3
votes

I've been updating a members page system and one of the requirements is to allow bold, underline, italic, font colour and links on certain fields but not font size or style - all this with a WYSIWYG editor. This was originally done with a textarea and some minimal HTML filtering ie removing <script> with a preg_replace(). Crazy and definitely unsafe I know.

My first revision was to use TinyMCE and disallow certain tags within TinyMCE, the only problem is that obviously I cannot rely on TinyMCE as any sort of validator and securing HTML input against XSS I have discovered is an absolute minefield. I've spent the last hour or so reading up on certain practices, and it seems its going to be near-impossible to allow certain HTML tags/attributes without messing up the current profiles and further more allowing other customizations such as font-size and stuff with inline styles. For example I need to allow font colours with span tags, but allowing the style attribute will also allow for any piece of CSS.

I have now dappled with the idea of using BBCode with a WYSIWYG editor, as this would allow us to safely apply htmlspecialchars() on the output and then be fully in control of any HTML being generated with a BBCode parser for [b], [u], [i], and [color] tags with nl2br() for line breaks.

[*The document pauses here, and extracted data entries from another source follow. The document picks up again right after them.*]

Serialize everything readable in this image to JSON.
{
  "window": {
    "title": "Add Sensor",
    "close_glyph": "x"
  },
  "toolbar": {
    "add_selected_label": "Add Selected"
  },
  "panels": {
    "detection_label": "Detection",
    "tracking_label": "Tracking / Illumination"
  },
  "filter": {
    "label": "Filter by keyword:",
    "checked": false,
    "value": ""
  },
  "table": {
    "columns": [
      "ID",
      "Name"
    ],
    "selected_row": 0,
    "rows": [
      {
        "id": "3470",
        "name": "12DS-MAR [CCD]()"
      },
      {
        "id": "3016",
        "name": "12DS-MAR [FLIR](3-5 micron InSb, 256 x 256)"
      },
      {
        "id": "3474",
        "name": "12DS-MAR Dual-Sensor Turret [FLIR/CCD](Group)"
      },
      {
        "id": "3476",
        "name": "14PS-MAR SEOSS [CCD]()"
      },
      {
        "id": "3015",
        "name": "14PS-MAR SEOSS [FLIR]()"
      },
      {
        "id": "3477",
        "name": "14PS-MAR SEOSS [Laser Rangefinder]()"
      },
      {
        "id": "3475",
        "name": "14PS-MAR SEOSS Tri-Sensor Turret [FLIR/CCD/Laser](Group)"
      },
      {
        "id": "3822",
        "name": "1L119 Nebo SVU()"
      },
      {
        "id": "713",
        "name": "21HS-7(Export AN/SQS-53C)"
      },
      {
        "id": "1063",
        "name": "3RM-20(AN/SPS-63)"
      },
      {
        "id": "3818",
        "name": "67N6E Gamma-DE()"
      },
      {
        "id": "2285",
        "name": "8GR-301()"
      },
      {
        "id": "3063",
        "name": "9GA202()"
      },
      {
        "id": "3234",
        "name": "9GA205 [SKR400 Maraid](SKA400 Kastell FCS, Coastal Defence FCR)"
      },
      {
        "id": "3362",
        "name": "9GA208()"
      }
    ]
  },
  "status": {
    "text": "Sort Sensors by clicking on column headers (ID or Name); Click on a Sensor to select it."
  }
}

The only problem is I'll have to code something to convert the current HTML setup to BBCode.

My main query is are the aforementioned steps with BBCode going to be enough to protect from XSS attacks? Or is there a more graceful/obvious method of HTML security I can use?

2

2 Answers

4
votes

You could use the HTML Purifier library. It's heavyweight, but allows rules like "only allow color settings in style tags". It's thoroughly tested and actively developed.

1
votes

Save into html, and use proper HTML parser (like DOMDocument) to get rid of dangerous tags (such as htmlspecialchars the dangerous tags instead blindly apply to entire content nodes)